The ESPN+ streaming service, priced at $4.99 a month, offers fans hundreds of live Major League Baseball and National Hockey League games, college football and soccer matches from around the world.
It also carries Top Rank Boxing, Ultimate Fighting Championship matchups, and original studio programming like Detail hosted by Kobe Bryant. The service doesn’t carry live streams from ESPN’s TV channels.
Reaching the one million subscriber mark is a significant milestone for ESPN President James Pitaro, whose primary task since taking the helm in March has been to launch a successful ESPN-branded streaming service.
ESPN this summer converted ESPN Insider subscribers, who were paying $4.99 a month for in-depth sports analysis and tools, to ESPN+ customers. In a statement, the company said the “vast majority” of the one million paying customers are new ESPN+ subscribers who signed up since April. Converted ESPN Insider subscribers are a “significant minority of the total.”
ESPN has lost millions of subscribers to its cable channels in recent years, stoking concerns on Wall Street about the sports TV juggernaut’s financial health and more broadly about how deeply the cord-cutting phenomenon will hurt the entire pay-TV industry.
In a statement, Mr. Pitaro said “combining sports, technology and the ESPN brand is a very powerful combination, and we are just getting started.”
ESPN+ has been a big part of Disney’s efforts to take a piece of the burgeoning streaming economy. Disney Chief Executive Bob Iger has said that the company’s pending acquisition of 21st Century Fox Inc. is a foundational part of its plan to take on Netflix Inc. globally.
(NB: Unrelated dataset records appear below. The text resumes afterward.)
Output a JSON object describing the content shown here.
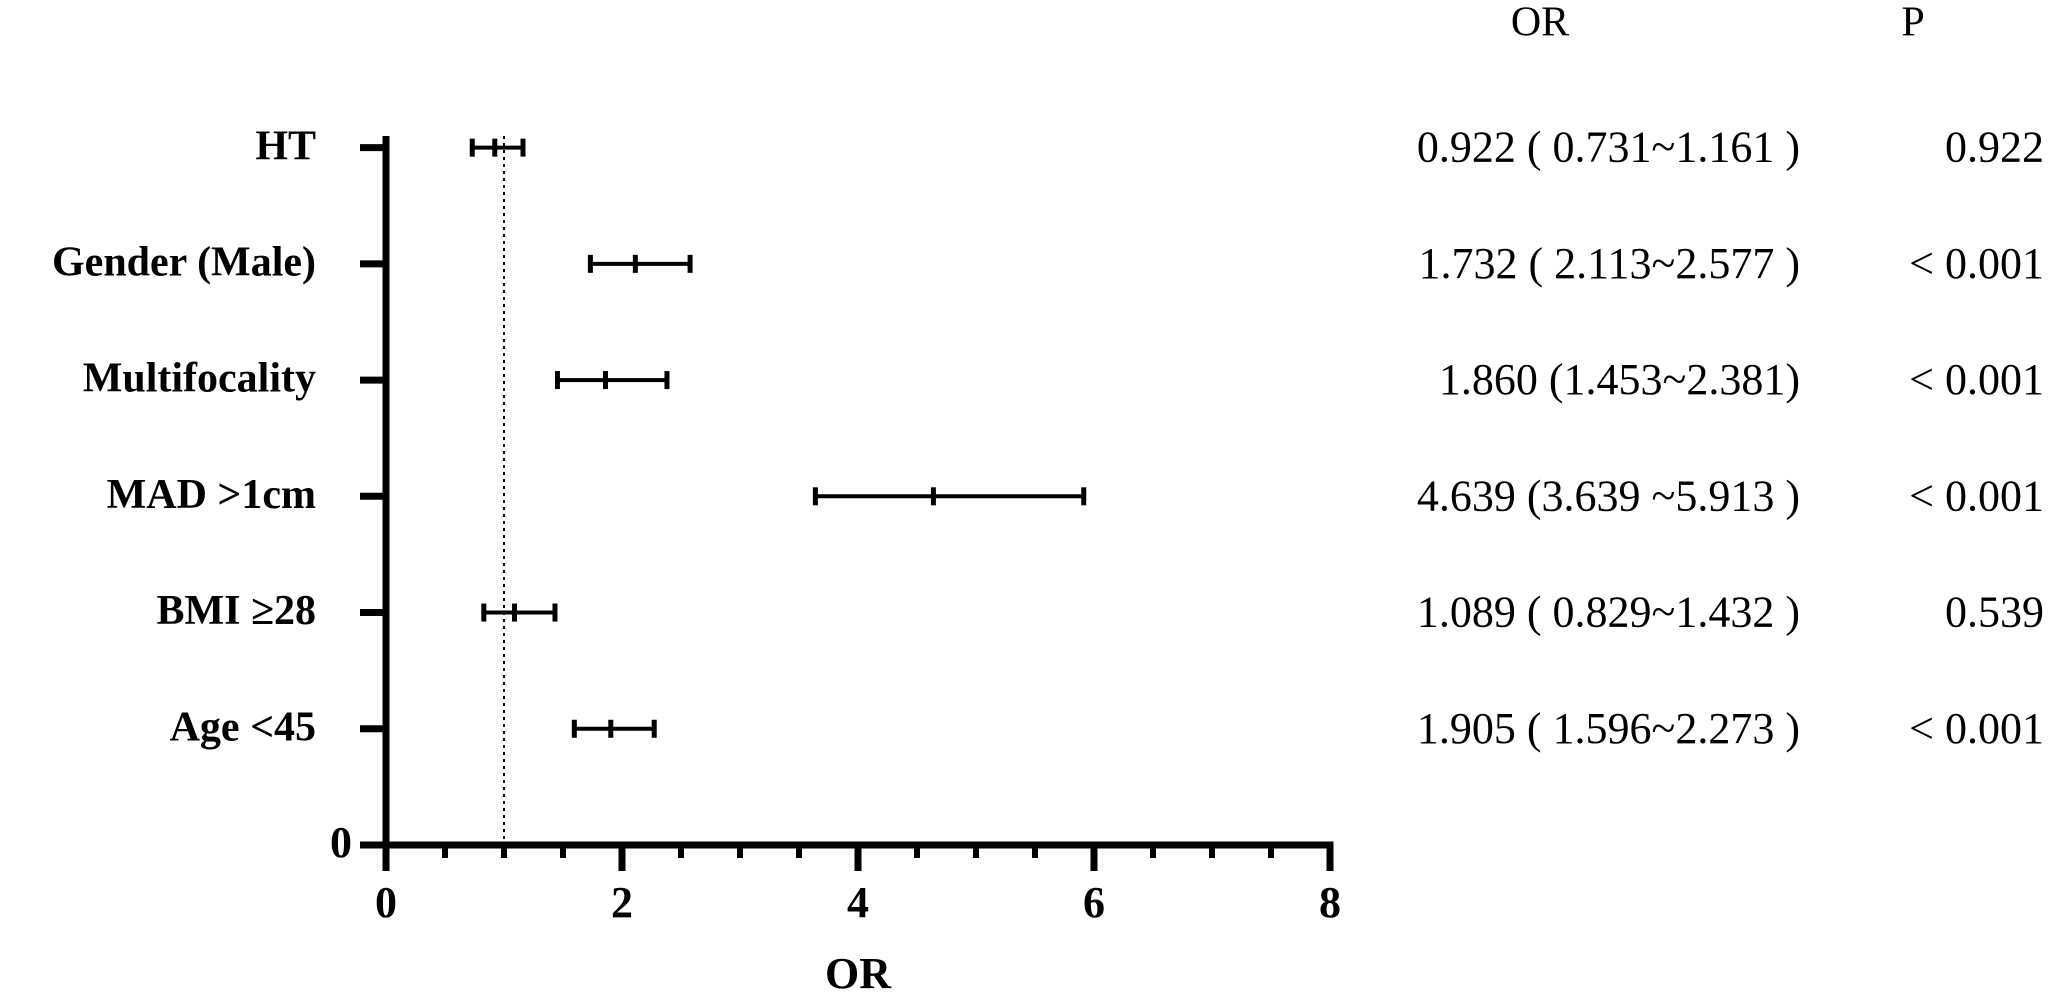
{
  "chart_data": {
    "type": "forest",
    "categories": [
      "HT",
      "Gender (Male)",
      "Multifocality",
      "MAD >1cm",
      "BMI ≥28",
      "Age <45"
    ],
    "or": [
      0.922,
      1.732,
      1.86,
      4.639,
      1.089,
      1.905
    ],
    "lower": [
      0.731,
      2.113,
      1.453,
      3.639,
      0.829,
      1.596
    ],
    "upper": [
      1.161,
      2.577,
      2.381,
      5.913,
      1.432,
      2.273
    ],
    "value_labels": [
      "0.922 ( 0.731~1.161 )",
      "1.732 ( 2.113~2.577 )",
      "1.860 (1.453~2.381)",
      "4.639 (3.639 ~5.913 )",
      "1.089 ( 0.829~1.432 )",
      "1.905 ( 1.596~2.273 )"
    ],
    "p_labels": [
      "0.922",
      "< 0.001",
      "< 0.001",
      "< 0.001",
      "0.539",
      "< 0.001"
    ],
    "or_header": "OR",
    "p_header": "P",
    "x_label": "OR",
    "xlim": [
      0,
      8
    ],
    "xticks": [
      0,
      2,
      4,
      6,
      8
    ],
    "xminorticks": [
      0.5,
      1,
      1.5,
      2.5,
      3,
      3.5,
      4.5,
      5,
      5.5,
      6.5,
      7,
      7.5
    ],
    "ylim": [
      0,
      6.1
    ],
    "yticks": [
      0
    ],
    "reference_line": 1,
    "color": "#000000"
  }
}
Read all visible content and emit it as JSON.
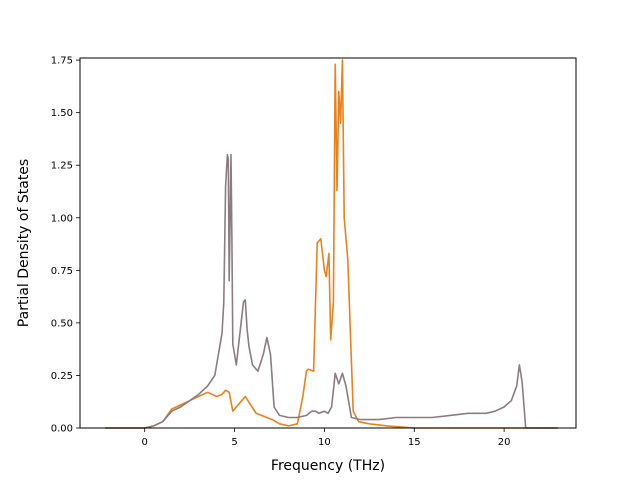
{
  "chart_data": {
    "type": "line",
    "xlabel": "Frequency (THz)",
    "ylabel": "Partial Density of States",
    "xlim": [
      -3.6,
      24.0
    ],
    "ylim": [
      0.0,
      1.76
    ],
    "xticks": [
      0,
      5,
      10,
      15,
      20
    ],
    "yticks": [
      0.0,
      0.25,
      0.5,
      0.75,
      1.0,
      1.25,
      1.5,
      1.75
    ],
    "xtick_labels": [
      "0",
      "5",
      "10",
      "15",
      "20"
    ],
    "ytick_labels": [
      "0.00",
      "0.25",
      "0.50",
      "0.75",
      "1.00",
      "1.25",
      "1.50",
      "1.75"
    ],
    "grid": false,
    "legend": "none",
    "series": [
      {
        "color": "#e8821e",
        "x": [
          -2.2,
          0.0,
          0.5,
          1.0,
          1.5,
          2.0,
          2.5,
          3.0,
          3.5,
          4.0,
          4.3,
          4.5,
          4.7,
          4.9,
          5.1,
          5.3,
          5.6,
          5.9,
          6.2,
          6.5,
          6.8,
          7.1,
          7.5,
          8.0,
          8.5,
          8.8,
          9.0,
          9.1,
          9.4,
          9.6,
          9.8,
          10.0,
          10.1,
          10.25,
          10.35,
          10.5,
          10.6,
          10.7,
          10.8,
          10.9,
          11.0,
          11.1,
          11.3,
          11.6,
          11.9,
          12.5,
          13.5,
          15,
          17,
          19,
          20,
          21,
          23
        ],
        "y": [
          0.0,
          0.0,
          0.01,
          0.03,
          0.09,
          0.11,
          0.13,
          0.15,
          0.17,
          0.15,
          0.16,
          0.18,
          0.17,
          0.08,
          0.1,
          0.12,
          0.15,
          0.11,
          0.07,
          0.06,
          0.05,
          0.04,
          0.02,
          0.01,
          0.02,
          0.15,
          0.27,
          0.28,
          0.27,
          0.88,
          0.9,
          0.75,
          0.72,
          0.83,
          0.42,
          0.6,
          1.73,
          1.13,
          1.6,
          1.45,
          1.75,
          1.0,
          0.8,
          0.08,
          0.03,
          0.02,
          0.01,
          0.0,
          0.0,
          0.0,
          0.0,
          0.0,
          0.0
        ]
      },
      {
        "color": "#8c7c80",
        "x": [
          -2.2,
          0.0,
          0.5,
          1.0,
          1.5,
          2.0,
          2.5,
          3.0,
          3.5,
          3.9,
          4.1,
          4.3,
          4.4,
          4.5,
          4.6,
          4.65,
          4.7,
          4.8,
          4.85,
          4.9,
          5.1,
          5.3,
          5.5,
          5.6,
          5.7,
          5.8,
          6.0,
          6.3,
          6.6,
          6.8,
          7.0,
          7.2,
          7.5,
          8.0,
          8.5,
          9.0,
          9.3,
          9.5,
          9.7,
          10.0,
          10.2,
          10.4,
          10.6,
          10.8,
          11.0,
          11.2,
          11.5,
          12.0,
          13.0,
          14.0,
          15.0,
          16.0,
          17.0,
          18.0,
          19.0,
          19.5,
          20.0,
          20.4,
          20.7,
          20.85,
          21.0,
          21.2,
          23.0
        ],
        "y": [
          0.0,
          0.0,
          0.01,
          0.03,
          0.08,
          0.1,
          0.13,
          0.16,
          0.2,
          0.25,
          0.35,
          0.45,
          0.6,
          1.15,
          1.3,
          1.28,
          0.7,
          1.3,
          0.9,
          0.4,
          0.3,
          0.45,
          0.6,
          0.61,
          0.47,
          0.39,
          0.3,
          0.27,
          0.35,
          0.43,
          0.35,
          0.1,
          0.06,
          0.05,
          0.05,
          0.06,
          0.08,
          0.08,
          0.07,
          0.08,
          0.07,
          0.1,
          0.26,
          0.21,
          0.26,
          0.2,
          0.05,
          0.04,
          0.04,
          0.05,
          0.05,
          0.05,
          0.06,
          0.07,
          0.07,
          0.08,
          0.1,
          0.13,
          0.2,
          0.3,
          0.22,
          0.0,
          0.0
        ]
      }
    ]
  }
}
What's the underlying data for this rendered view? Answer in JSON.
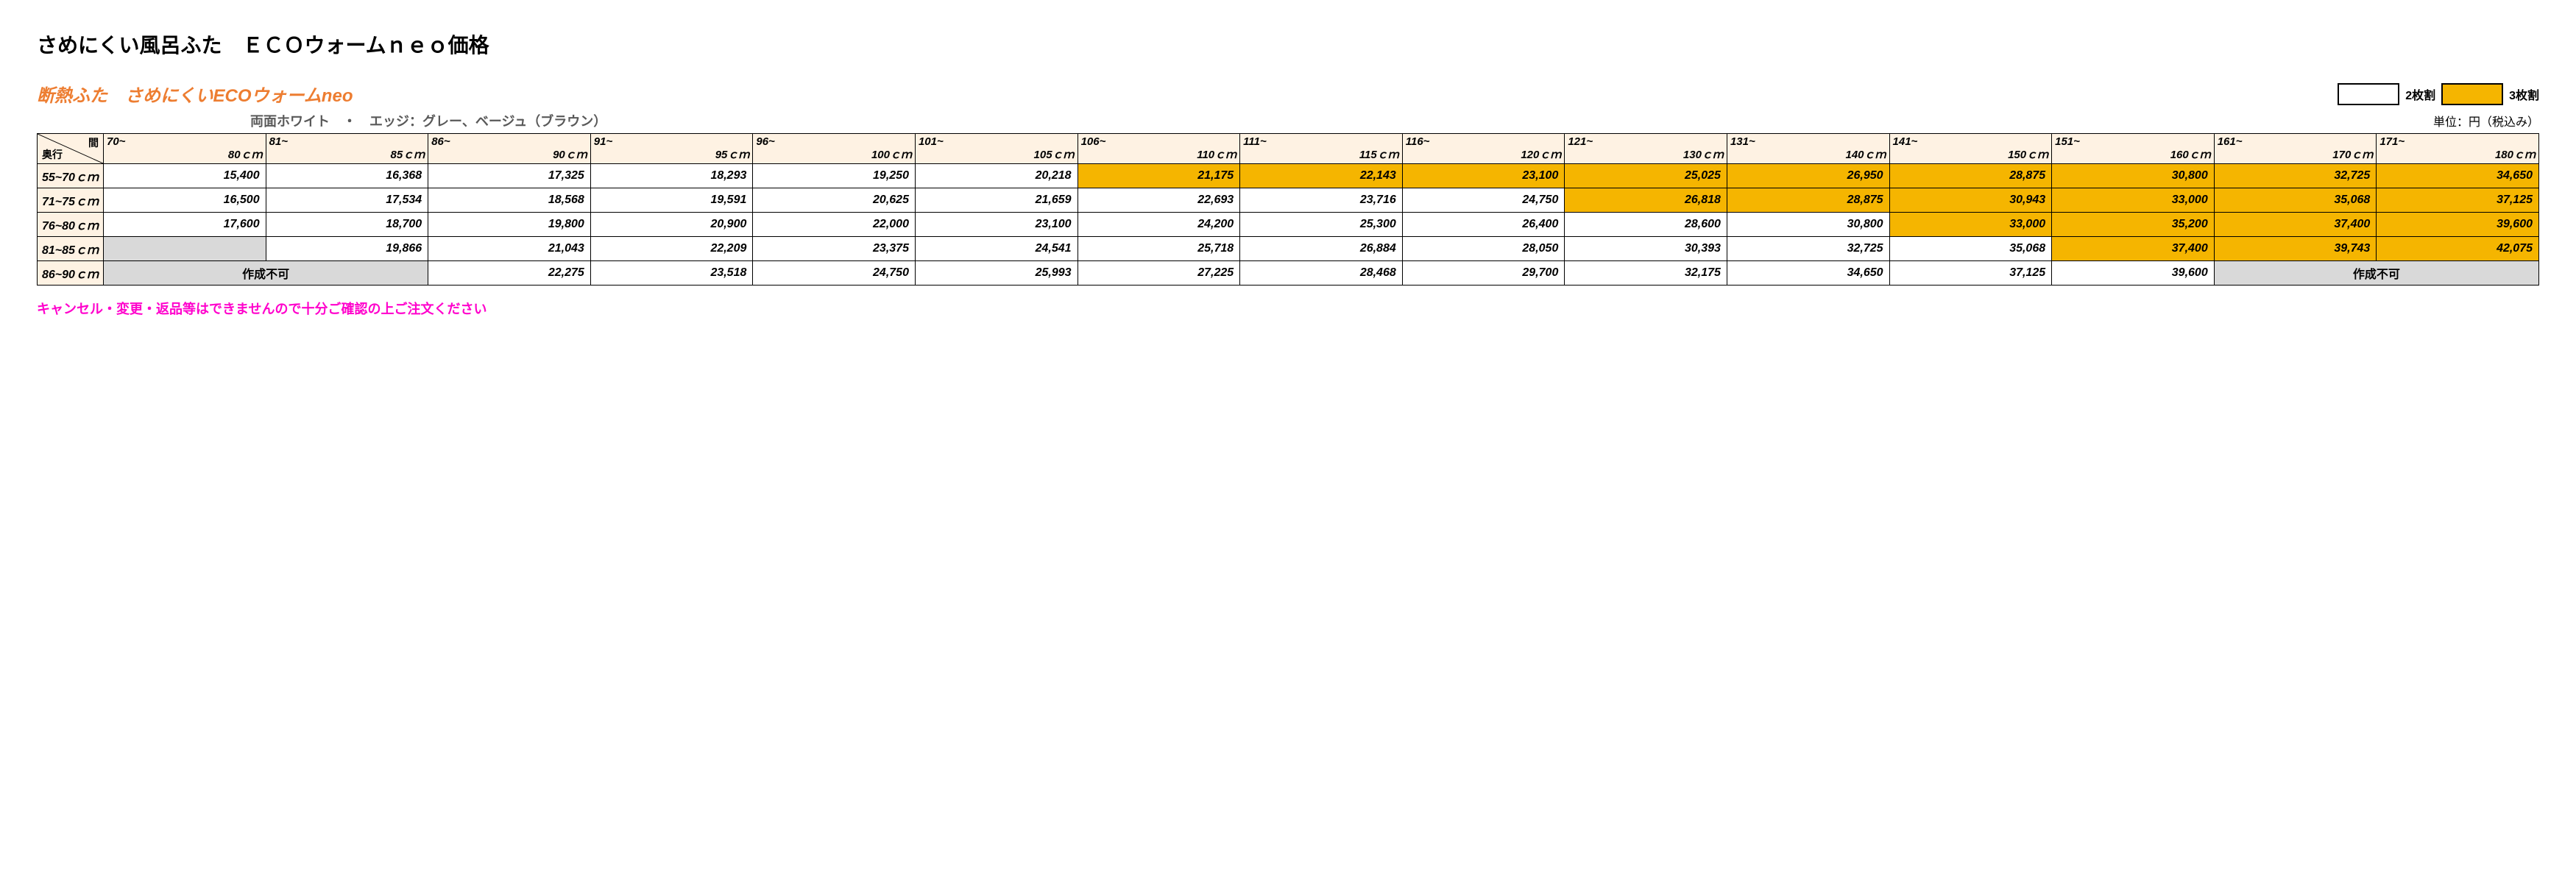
{
  "title": "さめにくい風呂ふた　ＥＣＯウォームｎｅｏ価格",
  "subtitle": "断熱ふた　さめにくいECOウォームneo",
  "colors": {
    "accent_orange": "#ed7d31",
    "header_bg": "#fef2e3",
    "highlight_yellow": "#f5b500",
    "na_bg": "#d9d9d9",
    "desc_gray": "#595959",
    "note_pink": "#ff00cc",
    "border": "#000000"
  },
  "legend": {
    "two_panel": "2枚割",
    "three_panel": "3枚割"
  },
  "description": "両面ホワイト　・　エッジ：グレー、ベージュ（ブラウン）",
  "unit_label": "単位：円（税込み）",
  "corner": {
    "top": "間",
    "bottom": "奥行"
  },
  "columns": [
    {
      "range": "70~",
      "unit": "80ｃｍ"
    },
    {
      "range": "81~",
      "unit": "85ｃｍ"
    },
    {
      "range": "86~",
      "unit": "90ｃｍ"
    },
    {
      "range": "91~",
      "unit": "95ｃｍ"
    },
    {
      "range": "96~",
      "unit": "100ｃｍ"
    },
    {
      "range": "101~",
      "unit": "105ｃｍ"
    },
    {
      "range": "106~",
      "unit": "110ｃｍ"
    },
    {
      "range": "111~",
      "unit": "115ｃｍ"
    },
    {
      "range": "116~",
      "unit": "120ｃｍ"
    },
    {
      "range": "121~",
      "unit": "130ｃｍ"
    },
    {
      "range": "131~",
      "unit": "140ｃｍ"
    },
    {
      "range": "141~",
      "unit": "150ｃｍ"
    },
    {
      "range": "151~",
      "unit": "160ｃｍ"
    },
    {
      "range": "161~",
      "unit": "170ｃｍ"
    },
    {
      "range": "171~",
      "unit": "180ｃｍ"
    }
  ],
  "rows": [
    {
      "label": "55~70ｃｍ",
      "cells": [
        {
          "v": "15,400",
          "y": false
        },
        {
          "v": "16,368",
          "y": false
        },
        {
          "v": "17,325",
          "y": false
        },
        {
          "v": "18,293",
          "y": false
        },
        {
          "v": "19,250",
          "y": false
        },
        {
          "v": "20,218",
          "y": false
        },
        {
          "v": "21,175",
          "y": true
        },
        {
          "v": "22,143",
          "y": true
        },
        {
          "v": "23,100",
          "y": true
        },
        {
          "v": "25,025",
          "y": true
        },
        {
          "v": "26,950",
          "y": true
        },
        {
          "v": "28,875",
          "y": true
        },
        {
          "v": "30,800",
          "y": true
        },
        {
          "v": "32,725",
          "y": true
        },
        {
          "v": "34,650",
          "y": true
        }
      ]
    },
    {
      "label": "71~75ｃｍ",
      "cells": [
        {
          "v": "16,500",
          "y": false
        },
        {
          "v": "17,534",
          "y": false
        },
        {
          "v": "18,568",
          "y": false
        },
        {
          "v": "19,591",
          "y": false
        },
        {
          "v": "20,625",
          "y": false
        },
        {
          "v": "21,659",
          "y": false
        },
        {
          "v": "22,693",
          "y": false
        },
        {
          "v": "23,716",
          "y": false
        },
        {
          "v": "24,750",
          "y": false
        },
        {
          "v": "26,818",
          "y": true
        },
        {
          "v": "28,875",
          "y": true
        },
        {
          "v": "30,943",
          "y": true
        },
        {
          "v": "33,000",
          "y": true
        },
        {
          "v": "35,068",
          "y": true
        },
        {
          "v": "37,125",
          "y": true
        }
      ]
    },
    {
      "label": "76~80ｃｍ",
      "cells": [
        {
          "v": "17,600",
          "y": false
        },
        {
          "v": "18,700",
          "y": false
        },
        {
          "v": "19,800",
          "y": false
        },
        {
          "v": "20,900",
          "y": false
        },
        {
          "v": "22,000",
          "y": false
        },
        {
          "v": "23,100",
          "y": false
        },
        {
          "v": "24,200",
          "y": false
        },
        {
          "v": "25,300",
          "y": false
        },
        {
          "v": "26,400",
          "y": false
        },
        {
          "v": "28,600",
          "y": false
        },
        {
          "v": "30,800",
          "y": false
        },
        {
          "v": "33,000",
          "y": true
        },
        {
          "v": "35,200",
          "y": true
        },
        {
          "v": "37,400",
          "y": true
        },
        {
          "v": "39,600",
          "y": true
        }
      ]
    },
    {
      "label": "81~85ｃｍ",
      "cells": [
        {
          "na": true,
          "text": "",
          "span": 1
        },
        {
          "v": "19,866",
          "y": false
        },
        {
          "v": "21,043",
          "y": false
        },
        {
          "v": "22,209",
          "y": false
        },
        {
          "v": "23,375",
          "y": false
        },
        {
          "v": "24,541",
          "y": false
        },
        {
          "v": "25,718",
          "y": false
        },
        {
          "v": "26,884",
          "y": false
        },
        {
          "v": "28,050",
          "y": false
        },
        {
          "v": "30,393",
          "y": false
        },
        {
          "v": "32,725",
          "y": false
        },
        {
          "v": "35,068",
          "y": false
        },
        {
          "v": "37,400",
          "y": true
        },
        {
          "v": "39,743",
          "y": true
        },
        {
          "v": "42,075",
          "y": true
        }
      ]
    },
    {
      "label": "86~90ｃｍ",
      "cells": [
        {
          "na": true,
          "text": "作成不可",
          "span": 2
        },
        {
          "v": "22,275",
          "y": false
        },
        {
          "v": "23,518",
          "y": false
        },
        {
          "v": "24,750",
          "y": false
        },
        {
          "v": "25,993",
          "y": false
        },
        {
          "v": "27,225",
          "y": false
        },
        {
          "v": "28,468",
          "y": false
        },
        {
          "v": "29,700",
          "y": false
        },
        {
          "v": "32,175",
          "y": false
        },
        {
          "v": "34,650",
          "y": false
        },
        {
          "v": "37,125",
          "y": false
        },
        {
          "v": "39,600",
          "y": false
        },
        {
          "na": true,
          "text": "作成不可",
          "span": 2
        }
      ]
    }
  ],
  "footer_note": "キャンセル・変更・返品等はできませんので十分ご確認の上ご注文ください"
}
ESPN+ faces an array of competitors. Other media companies like AT&T Inc.’s Turner and CBS Corp. have released sports-focused streaming competitors, while tech companies like Amazon.com Inc., Alphabet Inc.’s Google, Twitter Inc. and Facebook Inc. have showed keen interest in competing with ESPN for marquee sports rights.
In March, longtime Disney corporate strategy executive Kevin Mayer took over a new streaming and international division that will oversee both ESPN+ and a new family-focused streaming service that Disney will launch in 2019.
“We’re thrilled so many sports fans have quickly come to love the service,” Mr. Mayer said in the release. ”The future is bright and we believe growth will continue as we add features, distribution partners and more exclusive content in the coming months.”